Aim: To investigate whether the estimation of cerebrospinal fluid (CSF) and brain YKL-40 levels may be used as an efficient biomarker for Parkinson's disease (PD). Methods: Lipopolysaccharides (LPS) was injected into the right substantia nigra pars compacta (SNpc). Rats were divided into: control group, early LPS-induced PD group (14 days), and advanced LPS-induced PD group (28 days). YKL-40 and other related factors were detected in CSF and brain tissue. Results: Increased expression of YKL-40 was observed in brain tissue and CSF of PD-induced rats associated with triggered inflammatory cytokine release. Conclusion: The current study was limited to detecting YKL-40 and other inflammatory factors in brain and CSF. YKL-40 may be considered as an early biomarker and therapeutic target for PD.

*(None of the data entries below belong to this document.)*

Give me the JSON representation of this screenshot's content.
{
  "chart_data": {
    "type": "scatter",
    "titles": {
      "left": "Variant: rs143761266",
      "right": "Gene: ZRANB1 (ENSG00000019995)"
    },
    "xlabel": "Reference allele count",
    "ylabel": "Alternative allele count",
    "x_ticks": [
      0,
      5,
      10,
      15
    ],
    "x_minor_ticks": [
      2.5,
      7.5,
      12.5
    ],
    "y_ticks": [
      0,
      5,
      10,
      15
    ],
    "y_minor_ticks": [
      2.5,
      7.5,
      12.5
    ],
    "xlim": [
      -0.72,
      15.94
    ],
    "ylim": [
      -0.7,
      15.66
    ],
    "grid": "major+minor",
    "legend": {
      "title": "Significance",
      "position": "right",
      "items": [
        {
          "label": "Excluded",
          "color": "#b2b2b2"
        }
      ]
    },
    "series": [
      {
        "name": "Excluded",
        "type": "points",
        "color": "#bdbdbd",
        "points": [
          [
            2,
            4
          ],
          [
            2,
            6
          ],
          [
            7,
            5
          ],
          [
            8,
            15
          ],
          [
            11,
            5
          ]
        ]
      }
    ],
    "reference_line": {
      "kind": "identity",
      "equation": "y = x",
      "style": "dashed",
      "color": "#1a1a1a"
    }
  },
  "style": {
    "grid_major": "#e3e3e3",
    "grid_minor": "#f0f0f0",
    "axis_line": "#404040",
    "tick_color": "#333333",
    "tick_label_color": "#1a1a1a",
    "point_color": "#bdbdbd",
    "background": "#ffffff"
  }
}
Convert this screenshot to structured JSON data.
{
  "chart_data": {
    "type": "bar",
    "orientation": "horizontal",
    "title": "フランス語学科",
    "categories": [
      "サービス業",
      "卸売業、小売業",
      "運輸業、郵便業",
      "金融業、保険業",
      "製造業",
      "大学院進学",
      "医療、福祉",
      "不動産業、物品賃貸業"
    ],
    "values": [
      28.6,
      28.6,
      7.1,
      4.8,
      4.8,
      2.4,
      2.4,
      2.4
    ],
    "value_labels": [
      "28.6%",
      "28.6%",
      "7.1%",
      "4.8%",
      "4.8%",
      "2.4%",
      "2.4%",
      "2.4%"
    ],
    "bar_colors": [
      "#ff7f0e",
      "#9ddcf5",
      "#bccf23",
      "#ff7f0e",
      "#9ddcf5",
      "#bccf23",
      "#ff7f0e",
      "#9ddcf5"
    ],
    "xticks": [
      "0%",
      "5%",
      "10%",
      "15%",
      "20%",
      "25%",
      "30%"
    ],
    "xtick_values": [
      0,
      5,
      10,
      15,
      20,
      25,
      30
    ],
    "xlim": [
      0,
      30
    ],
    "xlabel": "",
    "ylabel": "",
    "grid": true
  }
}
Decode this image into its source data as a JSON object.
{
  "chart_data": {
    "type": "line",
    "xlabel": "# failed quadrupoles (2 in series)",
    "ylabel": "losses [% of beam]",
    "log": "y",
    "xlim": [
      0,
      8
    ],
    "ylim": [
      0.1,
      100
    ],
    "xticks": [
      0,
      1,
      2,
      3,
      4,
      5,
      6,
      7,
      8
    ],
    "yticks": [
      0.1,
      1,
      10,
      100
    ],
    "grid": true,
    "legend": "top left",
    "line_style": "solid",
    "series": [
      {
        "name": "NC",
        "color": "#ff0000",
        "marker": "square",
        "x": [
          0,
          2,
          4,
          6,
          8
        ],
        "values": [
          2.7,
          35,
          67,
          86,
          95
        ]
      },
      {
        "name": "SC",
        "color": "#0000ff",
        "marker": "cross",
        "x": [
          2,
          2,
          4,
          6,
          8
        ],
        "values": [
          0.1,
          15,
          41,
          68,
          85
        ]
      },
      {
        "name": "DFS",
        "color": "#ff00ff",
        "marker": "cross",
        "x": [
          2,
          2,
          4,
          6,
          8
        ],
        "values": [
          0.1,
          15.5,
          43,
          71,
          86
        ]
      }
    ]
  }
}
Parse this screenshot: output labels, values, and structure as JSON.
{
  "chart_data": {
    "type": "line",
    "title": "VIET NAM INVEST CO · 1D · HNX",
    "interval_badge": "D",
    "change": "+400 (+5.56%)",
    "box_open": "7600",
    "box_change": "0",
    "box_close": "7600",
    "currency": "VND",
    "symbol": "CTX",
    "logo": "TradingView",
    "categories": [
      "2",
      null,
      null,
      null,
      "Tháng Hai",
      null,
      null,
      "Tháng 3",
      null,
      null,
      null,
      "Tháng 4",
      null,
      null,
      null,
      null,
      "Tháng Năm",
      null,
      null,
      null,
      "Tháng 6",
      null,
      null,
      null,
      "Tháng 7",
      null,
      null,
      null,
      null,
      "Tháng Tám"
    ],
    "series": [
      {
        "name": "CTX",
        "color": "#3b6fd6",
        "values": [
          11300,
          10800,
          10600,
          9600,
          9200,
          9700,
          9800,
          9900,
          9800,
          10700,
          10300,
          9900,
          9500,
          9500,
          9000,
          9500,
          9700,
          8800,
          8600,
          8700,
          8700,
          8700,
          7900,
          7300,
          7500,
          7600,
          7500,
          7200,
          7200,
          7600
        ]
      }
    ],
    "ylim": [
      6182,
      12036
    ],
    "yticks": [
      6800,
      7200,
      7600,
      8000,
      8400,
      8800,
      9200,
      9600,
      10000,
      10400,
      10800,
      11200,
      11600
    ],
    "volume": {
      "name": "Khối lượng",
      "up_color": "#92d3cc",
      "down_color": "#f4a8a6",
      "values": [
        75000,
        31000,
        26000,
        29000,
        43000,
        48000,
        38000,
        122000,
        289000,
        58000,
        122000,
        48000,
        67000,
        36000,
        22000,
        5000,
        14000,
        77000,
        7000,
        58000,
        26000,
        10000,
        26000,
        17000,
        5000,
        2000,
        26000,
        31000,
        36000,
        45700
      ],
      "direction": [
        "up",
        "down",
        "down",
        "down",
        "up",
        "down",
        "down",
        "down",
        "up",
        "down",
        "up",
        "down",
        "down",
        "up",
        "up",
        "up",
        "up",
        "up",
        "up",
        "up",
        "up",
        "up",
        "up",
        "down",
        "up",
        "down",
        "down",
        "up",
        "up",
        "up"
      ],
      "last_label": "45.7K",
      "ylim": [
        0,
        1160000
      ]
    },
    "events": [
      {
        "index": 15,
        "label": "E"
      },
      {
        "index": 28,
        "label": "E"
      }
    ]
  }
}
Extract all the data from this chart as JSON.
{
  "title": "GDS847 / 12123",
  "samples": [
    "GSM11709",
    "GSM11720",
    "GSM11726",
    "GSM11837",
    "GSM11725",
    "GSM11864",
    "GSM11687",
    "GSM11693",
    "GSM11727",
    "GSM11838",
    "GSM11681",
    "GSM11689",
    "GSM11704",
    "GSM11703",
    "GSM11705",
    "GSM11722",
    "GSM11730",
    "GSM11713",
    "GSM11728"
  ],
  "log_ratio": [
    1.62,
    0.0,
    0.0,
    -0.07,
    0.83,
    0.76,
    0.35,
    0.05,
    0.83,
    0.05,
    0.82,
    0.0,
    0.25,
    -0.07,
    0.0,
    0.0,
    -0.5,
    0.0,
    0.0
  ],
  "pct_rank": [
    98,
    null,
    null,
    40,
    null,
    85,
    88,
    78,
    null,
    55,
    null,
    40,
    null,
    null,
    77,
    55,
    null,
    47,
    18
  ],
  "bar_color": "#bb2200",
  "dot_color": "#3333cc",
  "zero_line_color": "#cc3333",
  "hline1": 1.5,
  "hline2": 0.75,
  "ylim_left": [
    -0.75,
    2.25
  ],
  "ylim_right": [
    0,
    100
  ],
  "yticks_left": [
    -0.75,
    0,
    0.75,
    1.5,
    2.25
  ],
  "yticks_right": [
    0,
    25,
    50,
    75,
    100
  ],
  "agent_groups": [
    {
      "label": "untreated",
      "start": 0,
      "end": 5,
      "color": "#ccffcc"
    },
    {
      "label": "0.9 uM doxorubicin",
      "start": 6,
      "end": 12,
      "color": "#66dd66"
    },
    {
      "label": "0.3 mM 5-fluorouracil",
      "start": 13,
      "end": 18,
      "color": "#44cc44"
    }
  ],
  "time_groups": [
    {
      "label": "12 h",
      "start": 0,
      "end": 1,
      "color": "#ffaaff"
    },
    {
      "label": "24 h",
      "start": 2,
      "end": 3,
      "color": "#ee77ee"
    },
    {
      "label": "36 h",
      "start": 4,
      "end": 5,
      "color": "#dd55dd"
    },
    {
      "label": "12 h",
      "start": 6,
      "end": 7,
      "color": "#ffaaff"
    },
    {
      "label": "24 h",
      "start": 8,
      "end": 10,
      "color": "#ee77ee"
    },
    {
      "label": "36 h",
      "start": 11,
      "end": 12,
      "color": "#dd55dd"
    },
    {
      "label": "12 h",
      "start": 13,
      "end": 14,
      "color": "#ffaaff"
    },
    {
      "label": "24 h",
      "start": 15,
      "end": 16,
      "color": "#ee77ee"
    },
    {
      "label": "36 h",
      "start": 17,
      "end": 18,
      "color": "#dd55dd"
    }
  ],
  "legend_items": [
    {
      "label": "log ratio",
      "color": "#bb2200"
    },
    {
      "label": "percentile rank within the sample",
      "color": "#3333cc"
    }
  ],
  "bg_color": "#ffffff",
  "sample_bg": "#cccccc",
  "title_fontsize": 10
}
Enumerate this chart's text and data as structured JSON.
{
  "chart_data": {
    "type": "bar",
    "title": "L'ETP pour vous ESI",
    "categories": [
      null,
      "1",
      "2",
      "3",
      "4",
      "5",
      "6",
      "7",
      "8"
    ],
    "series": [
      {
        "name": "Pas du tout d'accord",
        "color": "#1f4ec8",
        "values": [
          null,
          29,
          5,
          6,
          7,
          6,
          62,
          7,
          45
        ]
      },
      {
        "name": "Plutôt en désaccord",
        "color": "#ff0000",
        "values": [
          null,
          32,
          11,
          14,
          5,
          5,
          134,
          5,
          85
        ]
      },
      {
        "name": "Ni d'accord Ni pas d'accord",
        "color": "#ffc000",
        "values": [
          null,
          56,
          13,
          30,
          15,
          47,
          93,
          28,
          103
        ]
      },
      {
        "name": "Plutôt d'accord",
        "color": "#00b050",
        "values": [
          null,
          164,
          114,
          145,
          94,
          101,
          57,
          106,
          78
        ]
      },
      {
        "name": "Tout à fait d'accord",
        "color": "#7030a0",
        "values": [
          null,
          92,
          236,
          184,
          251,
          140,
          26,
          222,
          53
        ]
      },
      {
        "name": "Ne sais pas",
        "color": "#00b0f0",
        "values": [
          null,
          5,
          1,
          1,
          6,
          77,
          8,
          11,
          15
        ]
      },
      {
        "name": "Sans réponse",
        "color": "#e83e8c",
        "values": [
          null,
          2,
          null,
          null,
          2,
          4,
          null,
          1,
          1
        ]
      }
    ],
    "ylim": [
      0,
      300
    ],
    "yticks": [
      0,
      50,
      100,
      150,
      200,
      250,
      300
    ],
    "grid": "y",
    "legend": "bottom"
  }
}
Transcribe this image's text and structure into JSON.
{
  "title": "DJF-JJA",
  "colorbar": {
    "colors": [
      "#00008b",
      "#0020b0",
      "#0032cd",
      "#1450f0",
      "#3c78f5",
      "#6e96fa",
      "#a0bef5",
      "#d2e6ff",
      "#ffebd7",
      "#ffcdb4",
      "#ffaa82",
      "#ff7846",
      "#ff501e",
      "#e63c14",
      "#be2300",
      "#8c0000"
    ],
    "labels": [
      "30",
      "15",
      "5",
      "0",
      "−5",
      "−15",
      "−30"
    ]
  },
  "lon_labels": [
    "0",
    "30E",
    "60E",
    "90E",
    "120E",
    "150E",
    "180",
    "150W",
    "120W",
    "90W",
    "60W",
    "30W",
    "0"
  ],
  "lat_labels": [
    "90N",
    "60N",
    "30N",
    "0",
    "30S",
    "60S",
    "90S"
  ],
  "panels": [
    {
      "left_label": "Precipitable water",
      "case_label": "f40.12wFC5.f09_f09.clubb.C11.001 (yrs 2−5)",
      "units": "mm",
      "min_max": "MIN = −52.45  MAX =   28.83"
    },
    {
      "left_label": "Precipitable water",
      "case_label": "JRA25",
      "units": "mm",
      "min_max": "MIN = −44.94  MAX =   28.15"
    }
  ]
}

Keywords: Parkinson's disease; YKL-40; amyloid beta; lipopolysaccharides; microglia; neuroinflammation.
Parkinson's disease (PD) is one of the most devastating fast-spreading neurological disorders with a high prevalence and incidence of death. Progress in developing efficient therapeutic interventions in PD may only be achieved through reliable early diagnostic approaches along with regular monitoring of PD progression. Although the current clinical diagnostic approach to PD relies mainly on late motor symptoms, the rate of misdiagnosis is considered high due to the overlap of PD with other etiologies. Novel and reliable biological biomarkers are highly required among researchers with the aim of early detection of the disease pathogenesis during the premotor stages to avoid debilitating PD stages. Thereby, identifying and highlighting novel biological biomarkers are highly required in the early diagnosis of neurological disorders.